Reporter's Notebook


by John Biewen

The proposition: To team up with a print journalist and make radio out of his reporting on surveillance technologies, national security and privacy. Robert O'Harrow was still very much in the middle of his own explorations, so I joined him on a sort of quest to understand some major but little understood changes in our country after the September 11 terror attacks. The result: A fascinating journey inside the nation's new surveillance society. Along the way, the two of us discovered and rediscovered a shared set of questions and conclusions.

Robert O'Harrow, Jr. and John Biewen

Bob O'Harrow is a distinguished Washington Post Reporter on a year's leave to write his book, No Place to Hide. The Center for Investigative Reporting brought Bob together with ARW to make a companion radio documentary. My own dawning understanding of the world Bob was exploring makes a pretty good metaphor for the topic itself. From a thousand dizzying and seemingly disconnected data points, a rather simple but disturbing picture eventually emerged.

Bob began educating me about data companies I'd never heard of - companies with forgettable names like ChoicePoint, Acxiom, and Seisint. We explored the world of biometrics: face-recognition and electronic fingerprinting, and efforts to identify you and me from the mass of humanity by our unique ways of walking. I read Bob's draft chapters about the credit bureaus and identity theft, and also about the swift passage of the Patriot Act after 9/11. I gradually learned to distinguish among the various colorful geniuses who'd invented these technologies and headed these shadowy companies.

For a time I was lost among the trees. But as we talked after long days of reporting, we tried ways of telling a simpler story, of capturing the larger meaning in all this information, the many amazing changes taking place. As a mental exercise, one day in early 2004 I sat down and dashed off a note to myself in the form of a hypothetical scenario:

What if, a few years ago, the president had given a major address to the nation and said:

We face grave threats from abroad, and at home. Millions of people around the world hate America and want to destroy us. Without doubt, some of those people are living on our soil.

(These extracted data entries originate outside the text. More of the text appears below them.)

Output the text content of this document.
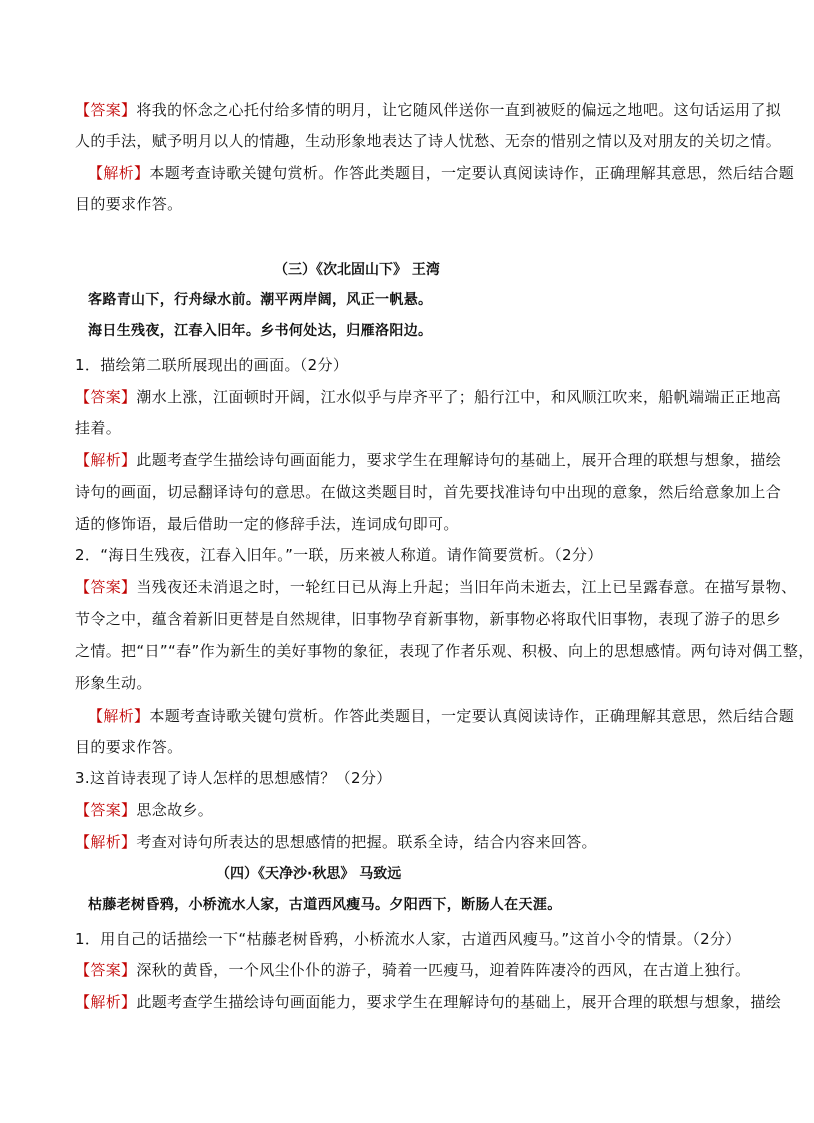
【答案】将我的怀念之心托付给多情的明月，让它随风伴送你一直到被贬的偏远之地吧。这句话运用了拟
人的手法，赋予明月以人的情趣，生动形象地表达了诗人忧愁、无奈的惜别之情以及对朋友的关切之情。
【解析】本题考查诗歌关键句赏析。作答此类题目，一定要认真阅读诗作，正确理解其意思，然后结合题
目的要求作答。
（三）《次北固山下》 王湾
客路青山下，行舟绿水前。潮平两岸阔，风正一帆悬。
海日生残夜，江春入旧年。乡书何处达，归雁洛阳边。
1．描绘第二联所展现出的画面。（2分）
【答案】潮水上涨，江面顿时开阔，江水似乎与岸齐平了；船行江中，和风顺江吹来，船帆端端正正地高
挂着。
【解析】此题考查学生描绘诗句画面能力，要求学生在理解诗句的基础上，展开合理的联想与想象，描绘
诗句的画面，切忌翻译诗句的意思。在做这类题目时，首先要找准诗句中出现的意象，然后给意象加上合
适的修饰语，最后借助一定的修辞手法，连词成句即可。
2．“海日生残夜，江春入旧年。”一联，历来被人称道。请作简要赏析。（2分）
【答案】当残夜还未消退之时，一轮红日已从海上升起；当旧年尚未逝去，江上已呈露春意。在描写景物、
节令之中，蕴含着新旧更替是自然规律，旧事物孕育新事物，新事物必将取代旧事物，表现了游子的思乡
之情。把“日”“春”作为新生的美好事物的象征，表现了作者乐观、积极、向上的思想感情。两句诗对偶工整，
形象生动。
【解析】本题考查诗歌关键句赏析。作答此类题目，一定要认真阅读诗作，正确理解其意思，然后结合题
目的要求作答。
3.这首诗表现了诗人怎样的思想感情？（2分）
【答案】思念故乡。
【解析】考查对诗句所表达的思想感情的把握。联系全诗，结合内容来回答。
（四）《天净沙·秋思》 马致远
枯藤老树昏鸦，小桥流水人家，古道西风瘦马。夕阳西下，断肠人在天涯。
1．用自己的话描绘一下“枯藤老树昏鸦，小桥流水人家，古道西风瘦马。”这首小令的情景。（2分）
【答案】深秋的黄昏，一个风尘仆仆的游子，骑着一匹瘦马，迎着阵阵凄冷的西风，在古道上独行。
【解析】此题考查学生描绘诗句画面能力，要求学生在理解诗句的基础上，展开合理的联想与想象，描绘
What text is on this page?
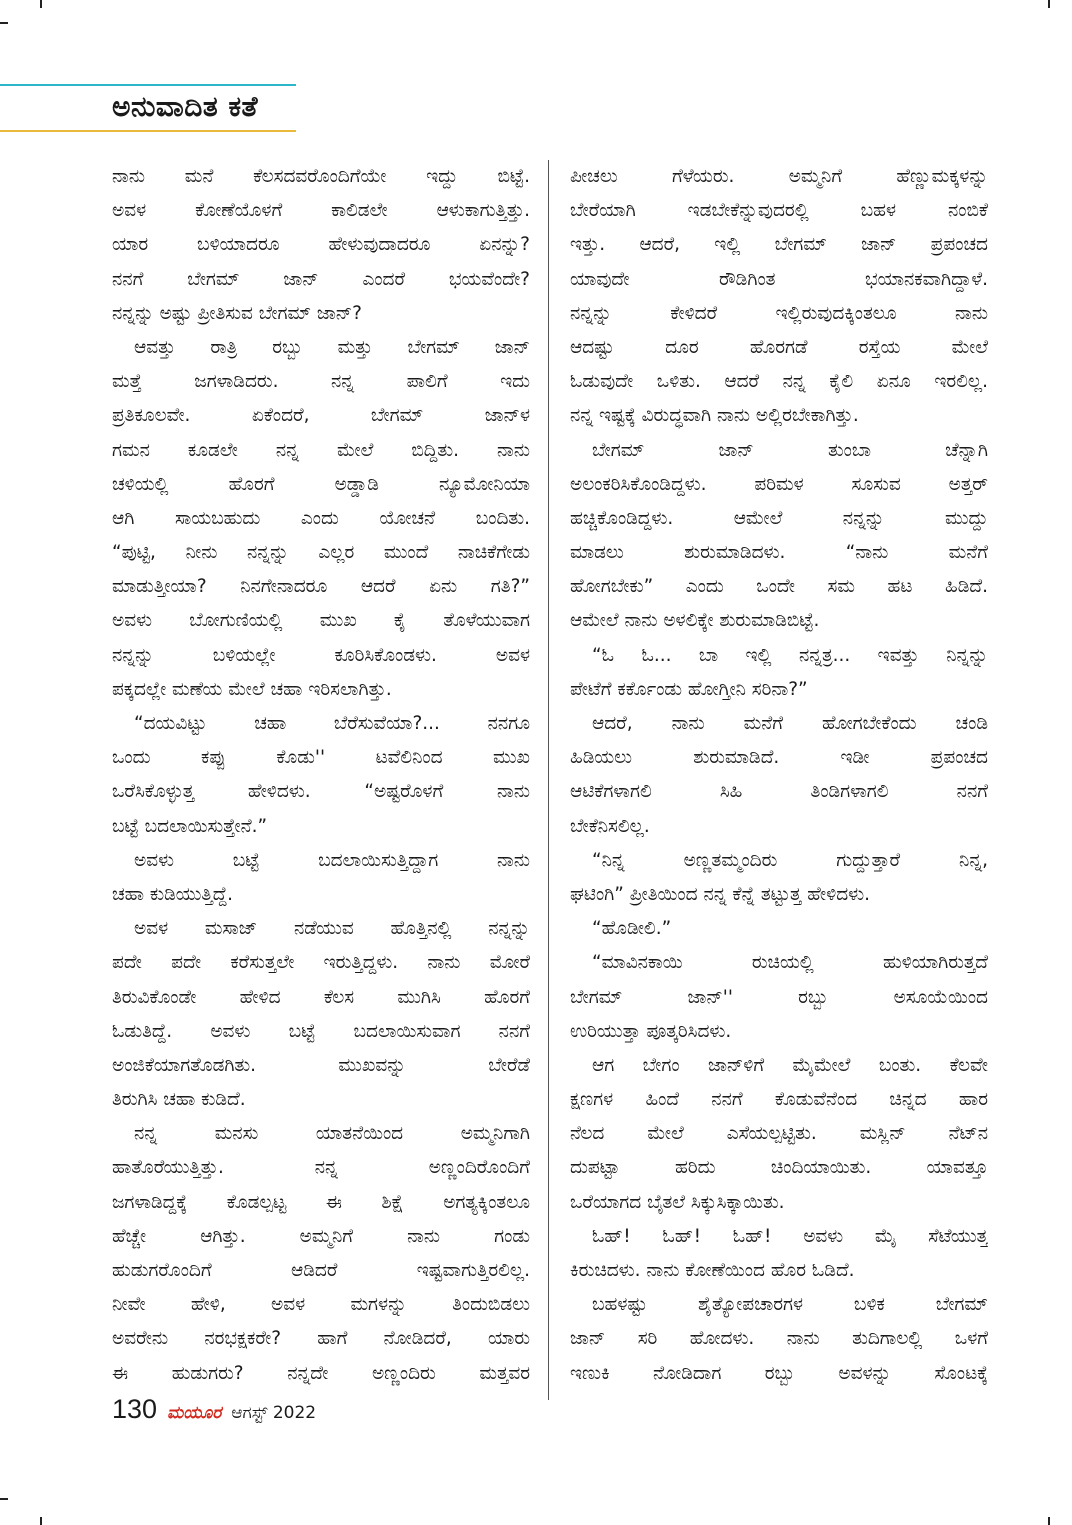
ಅನುವಾದಿತ ಕತೆ
ನಾನು ಮನೆ ಕೆಲಸದವರೊಂದಿಗೆಯೇ ಇದ್ದು ಬಿಟ್ಟೆ.
ಅವಳ ಕೋಣೆಯೊಳಗೆ ಕಾಲಿಡಲೇ ಆಳುಕಾಗುತ್ತಿತ್ತು.
ಯಾರ ಬಳಿಯಾದರೂ ಹೇಳುವುದಾದರೂ ಏನನ್ನು?
ನನಗೆ ಬೇಗಮ್ ಜಾನ್ ಎಂದರೆ ಭಯವೆಂದೇ?
ನನ್ನನ್ನು ಅಷ್ಟು ಪ್ರೀತಿಸುವ ಬೇಗಮ್ ಜಾನ್?
ಆವತ್ತು ರಾತ್ರಿ ರಬ್ಬು ಮತ್ತು ಬೇಗಮ್ ಜಾನ್
ಮತ್ತೆ ಜಗಳಾಡಿದರು. ನನ್ನ ಪಾಲಿಗೆ ಇದು
ಪ್ರತಿಕೂಲವೇ. ಏಕೆಂದರೆ, ಬೇಗಮ್ ಜಾನ್‌ಳ
ಗಮನ ಕೂಡಲೇ ನನ್ನ ಮೇಲೆ ಬಿದ್ದಿತು. ನಾನು
ಚಳಿಯಲ್ಲಿ ಹೊರಗೆ ಅಡ್ಡಾಡಿ ನ್ಯೂಮೋನಿಯಾ
ಆಗಿ ಸಾಯಬಹುದು ಎಂದು ಯೋಚನೆ ಬಂದಿತು.
“ಪುಟ್ಟಿ, ನೀನು ನನ್ನನ್ನು ಎಲ್ಲರ ಮುಂದೆ ನಾಚಿಕೆಗೇಡು
ಮಾಡುತ್ತೀಯಾ? ನಿನಗೇನಾದರೂ ಆದರೆ ಏನು ಗತಿ?”
ಅವಳು ಬೋಗುಣಿಯಲ್ಲಿ ಮುಖ ಕೈ ತೊಳೆಯುವಾಗ
ನನ್ನನ್ನು ಬಳಿಯಲ್ಲೇ ಕೂರಿಸಿಕೊಂಡಳು. ಅವಳ
ಪಕ್ಕದಲ್ಲೇ ಮಣೆಯ ಮೇಲೆ ಚಹಾ ಇರಿಸಲಾಗಿತ್ತು.
“ದಯವಿಟ್ಟು ಚಹಾ ಬೆರೆಸುವೆಯಾ?... ನನಗೂ
ಒಂದು ಕಪ್ಪು ಕೊಡು'' ಟವೆಲಿನಿಂದ ಮುಖ
ಒರೆಸಿಕೊಳ್ಳುತ್ತ ಹೇಳಿದಳು. “ಅಷ್ಟರೊಳಗೆ ನಾನು
ಬಟ್ಟೆ ಬದಲಾಯಿಸುತ್ತೇನೆ.”
ಅವಳು ಬಟ್ಟೆ ಬದಲಾಯಿಸುತ್ತಿದ್ದಾಗ ನಾನು
ಚಹಾ ಕುಡಿಯುತ್ತಿದ್ದೆ.
ಅವಳ ಮಸಾಜ್ ನಡೆಯುವ ಹೊತ್ತಿನಲ್ಲಿ ನನ್ನನ್ನು
ಪದೇ ಪದೇ ಕರೆಸುತ್ತಲೇ ಇರುತ್ತಿದ್ದಳು. ನಾನು ಮೋರೆ
ತಿರುವಿಕೊಂಡೇ ಹೇಳಿದ ಕೆಲಸ ಮುಗಿಸಿ ಹೊರಗೆ
ಓಡುತಿದ್ದೆ. ಅವಳು ಬಟ್ಟೆ ಬದಲಾಯಿಸುವಾಗ ನನಗೆ
ಅಂಜಿಕೆಯಾಗತೊಡಗಿತು. ಮುಖವನ್ನು ಬೇರೆಡೆ
ತಿರುಗಿಸಿ ಚಹಾ ಕುಡಿದೆ.
ನನ್ನ ಮನಸು ಯಾತನೆಯಿಂದ ಅಮ್ಮನಿಗಾಗಿ
ಹಾತೊರೆಯುತ್ತಿತ್ತು. ನನ್ನ ಅಣ್ಣಂದಿರೊಂದಿಗೆ
ಜಗಳಾಡಿದ್ದಕ್ಕೆ ಕೊಡಲ್ಪಟ್ಟ ಈ ಶಿಕ್ಷೆ ಅಗತ್ಯಕ್ಕಿಂತಲೂ
ಹೆಚ್ಚೇ ಆಗಿತ್ತು. ಅಮ್ಮನಿಗೆ ನಾನು ಗಂಡು
ಹುಡುಗರೊಂದಿಗೆ ಆಡಿದರೆ ಇಷ್ಟವಾಗುತ್ತಿರಲಿಲ್ಲ.
ನೀವೇ ಹೇಳಿ, ಅವಳ ಮಗಳನ್ನು ತಿಂದುಬಿಡಲು
ಅವರೇನು ನರಭಕ್ಷಕರೇ? ಹಾಗೆ ನೋಡಿದರೆ, ಯಾರು
ಈ ಹುಡುಗರು? ನನ್ನದೇ ಅಣ್ಣಂದಿರು ಮತ್ತವರ
ಪೀಚಲು ಗೆಳೆಯರು. ಅಮ್ಮನಿಗೆ ಹೆಣ್ಣುಮಕ್ಕಳನ್ನು
ಬೇರೆಯಾಗಿ ಇಡಬೇಕೆನ್ನುವುದರಲ್ಲಿ ಬಹಳ ನಂಬಿಕೆ
ಇತ್ತು. ಆದರೆ, ಇಲ್ಲಿ ಬೇಗಮ್ ಜಾನ್ ಪ್ರಪಂಚದ
ಯಾವುದೇ ರೌಡಿಗಿಂತ ಭಯಾನಕವಾಗಿದ್ದಾಳೆ.
ನನ್ನನ್ನು ಕೇಳಿದರೆ ಇಲ್ಲಿರುವುದಕ್ಕಿಂತಲೂ ನಾನು
ಆದಷ್ಟು ದೂರ ಹೊರಗಡೆ ರಸ್ತೆಯ ಮೇಲೆ
ಓಡುವುದೇ ಒಳಿತು. ಆದರೆ ನನ್ನ ಕೈಲಿ ಏನೂ ಇರಲಿಲ್ಲ.
ನನ್ನ ಇಷ್ಟಕ್ಕೆ ವಿರುದ್ಧವಾಗಿ ನಾನು ಅಲ್ಲಿರಬೇಕಾಗಿತ್ತು.
ಬೇಗಮ್ ಜಾನ್ ತುಂಬಾ ಚೆನ್ನಾಗಿ
ಅಲಂಕರಿಸಿಕೊಂಡಿದ್ದಳು. ಪರಿಮಳ ಸೂಸುವ ಅತ್ತರ್
ಹಚ್ಚಿಕೊಂಡಿದ್ದಳು. ಆಮೇಲೆ ನನ್ನನ್ನು ಮುದ್ದು
ಮಾಡಲು ಶುರುಮಾಡಿದಳು. “ನಾನು ಮನೆಗೆ
ಹೋಗಬೇಕು” ಎಂದು ಒಂದೇ ಸಮ ಹಟ ಹಿಡಿದೆ.
ಆಮೇಲೆ ನಾನು ಅಳಲಿಕ್ಕೇ ಶುರುಮಾಡಿಬಿಟ್ಟೆ.
“ಓ ಓ... ಬಾ ಇಲ್ಲಿ ನನ್ನತ್ರ... ಇವತ್ತು ನಿನ್ನನ್ನು
ಪೇಟೆಗೆ ಕರ್ಕೊಂಡು ಹೋಗ್ತೀನಿ ಸರಿನಾ?”
ಆದರೆ, ನಾನು ಮನೆಗೆ ಹೋಗಬೇಕೆಂದು ಚಂಡಿ
ಹಿಡಿಯಲು ಶುರುಮಾಡಿದೆ. ಇಡೀ ಪ್ರಪಂಚದ
ಆಟಿಕೆಗಳಾಗಲಿ ಸಿಹಿ ತಿಂಡಿಗಳಾಗಲಿ ನನಗೆ
ಬೇಕೆನಿಸಲಿಲ್ಲ.
“ನಿನ್ನ ಅಣ್ಣತಮ್ಮಂದಿರು ಗುದ್ದುತ್ತಾರೆ ನಿನ್ನ,
ಘಟಿಂಗಿ” ಪ್ರೀತಿಯಿಂದ ನನ್ನ ಕೆನ್ನೆ ತಟ್ಟುತ್ತ ಹೇಳಿದಳು.
“ಹೊಡೀಲಿ.”
“ಮಾವಿನಕಾಯಿ ರುಚಿಯಲ್ಲಿ ಹುಳಿಯಾಗಿರುತ್ತದೆ
ಬೇಗಮ್ ಜಾನ್'' ರಬ್ಬು ಅಸೂಯೆಯಿಂದ
ಉರಿಯುತ್ತಾ ಪೂತ್ಕರಿಸಿದಳು.
ಆಗ ಬೇಗಂ ಜಾನ್‌ಳಿಗೆ ಮೈಮೇಲೆ ಬಂತು. ಕೆಲವೇ
ಕ್ಷಣಗಳ ಹಿಂದೆ ನನಗೆ ಕೊಡುವೆನೆಂದ ಚಿನ್ನದ ಹಾರ
ನೆಲದ ಮೇಲೆ ಎಸೆಯಲ್ಪಟ್ಟಿತು. ಮಸ್ಲಿನ್ ನೆಟ್‌ನ
ದುಪಟ್ಟಾ ಹರಿದು ಚಿಂದಿಯಾಯಿತು. ಯಾವತ್ತೂ
ಒರೆಯಾಗದ ಬೈತಲೆ ಸಿಕ್ಕುಸಿಕ್ಕಾಯಿತು.
ಓಹ್! ಓಹ್! ಓಹ್! ಅವಳು ಮೈ ಸೆಟೆಯುತ್ತ
ಕಿರುಚಿದಳು. ನಾನು ಕೋಣೆಯಿಂದ ಹೊರ ಓಡಿದೆ.
ಬಹಳಷ್ಟು ಶೈತ್ಯೋಪಚಾರಗಳ ಬಳಿಕ ಬೇಗಮ್
ಜಾನ್ ಸರಿ ಹೋದಳು. ನಾನು ತುದಿಗಾಲಲ್ಲಿ ಒಳಗೆ
ಇಣುಕಿ ನೋಡಿದಾಗ ರಬ್ಬು ಅವಳನ್ನು ಸೊಂಟಕ್ಕೆ
130 ಮಯೂರ ಆಗಸ್ಟ್ 2022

To respond to this threat, I've asked Congress to create a new Department of Surveillance. Employing tens of thousands of workers across the country, this new department will gather information on all Americans and all foreigners living in America. It will monitor many of your movements and purchases, your medical records, your associations, your reading and travel habits, and much more. The Department will create powerful computer programs that will allow authorities to find patterns in the behavior of each and every American, so we may identify those among us who behave suspiciously and require greater scrutiny.

I pledge that by 2005, law enforcement officials anywhere in America will be able to enter your name into a computer, and in seconds receive a detailed dossier on you. This data will also be used to rate the likelihood that any person living in America will commit crimes or acts of terrorism. (Most of the data gathered by the Surveillance Department will also be available to businesses and members of the public at a reasonable charge.)

The aim is simple: personal and national security. Our surveillance society will be a safer society.

Would Americans have consented? Even after 9/11, would we consciously agree to have our heretofore-private information gathered and shared in this way if the choice were presented to us plainly?

The above speech was never given, of course. But as I came to understand during my journalistic quest with Bob, the society described by this imaginary president is rapidly coming to pass. The stand-in for the Surveillance Department? Companies like ChoicePoint, Acxiom, Seisint, and Lexis-Nexis working closely with the FBI, NSA, CIA and other national security and law enforcement agencies. Most of these companies don't make much effort to tell the world exactly what they do. And because they are not government agencies, they're largely unaccountable to the public. So far, a full-fledged national debate that would have followed such a presidential address has not happened. The surveillance society is becoming a matter of fact without most Americans understanding it or having any say in the matter.

The threat of terrorism is real. It would be too simple and even foolish to simply ban the use of information technologies by law enforcement and national security agencies. But we need a vigorous debate about where to draw the lines, one that addresses the potential costs of these changes. How do we prevent wrongful monitoring and mistaken prosecutions based on the use of data-mining tools? Who's accountable?

The majority of us (perhaps those of us, for example, without Muslim-sounding names) aren't likely to have an FBI agent show up at our door. Still, we all have a stake in the debate. To quote Robert O'Harrow from No Place to Hide, the book:

"Surveillance comes with a price. It dulls the edge of public debate, imposes a sense of conformity and introduces the uneasy feeling of being watched. It chills culture and stifles dissent. ... The new legal authorities and the government's partnership with private information companies now pose a direct threat to this three-decade-old effort toward openness. ... Their capabilities have raced far ahead of the nation's understanding and laws. The legacy of these efforts will be with us for many years."